Kowal, Mary Robinette. The Spare Man. Tor. ISBN 9781250829177.

Heiress Tessa Crane planned on enjoying her honeymoon cruise to Mars in anonymous bliss, but when her new husband is accused of murder, Tessa brings her fame, her reputation, and her money to bear in order to find out who really committed homicide on the luxury space liner. Featuring a smart heroine with chronic pain and PTSD, this ultimate shipboard mystery is delivered with gin-soaked determination and a load of snark and sparkle.

Mandanna, Sangu. The Very Secret Society of Irregular Witches. Berkley.

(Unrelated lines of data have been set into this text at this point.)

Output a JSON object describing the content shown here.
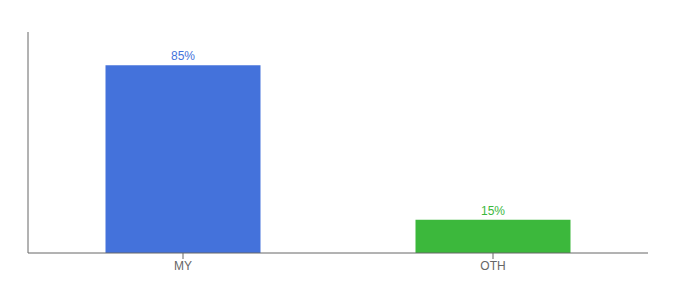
{
  "chart_data": {
    "type": "bar",
    "categories": [
      "MY",
      "OTH"
    ],
    "values": [
      85,
      15
    ],
    "value_labels": [
      "85%",
      "15%"
    ],
    "colors": [
      "#4472db",
      "#3cb83c"
    ],
    "ylim": [
      0,
      100
    ],
    "data_labels": true,
    "tick_labels": "x",
    "grid": false
  }
}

ISBN 9780593439357.

Conjuring a blissful, effervescent tone, Mandanna delights with the story of the lonely, somewhat broken Mika Moon, a witch who agrees to tutor three young witches in need of aid. In so doing, she moves into Nowhere House and finds far more than she expects. A subtle courtship story and plentiful feel-good found-family vibes makes this a cozy charmer, perfect to get out of a bad mood or extend a good one.

Oyebanji, Adam. Braking Day. DAW. ISBN 9780756418229.

This taut sf thriller mixes a coming-of-age story with a disaster tale as the colony ship Archie is about to conclude its multigenerational journey. The colonists have created the seeds of their own annihilation, and the long-awaited landfall will bring disaster. It’s up to an engineering student, a brilliant hacker, and a desperate rebel to find a path away from mutually assured destruction.

Tan, Sue Lynn. Daughter of the Moon Goddess. Harper Voyager. ISBN 9780063031302.

In an exquisitely detailed fantasy based on Chinese mythology, Xingyin, the sheltered, secret daughter of Moon Goddess Chang’e, races to save her mother by facing down the powerful Celestial Emperor and her own feelings for his son. The intimate prose and epic, immortal story lands make Tan’s wonderful debut a spellbinding experience.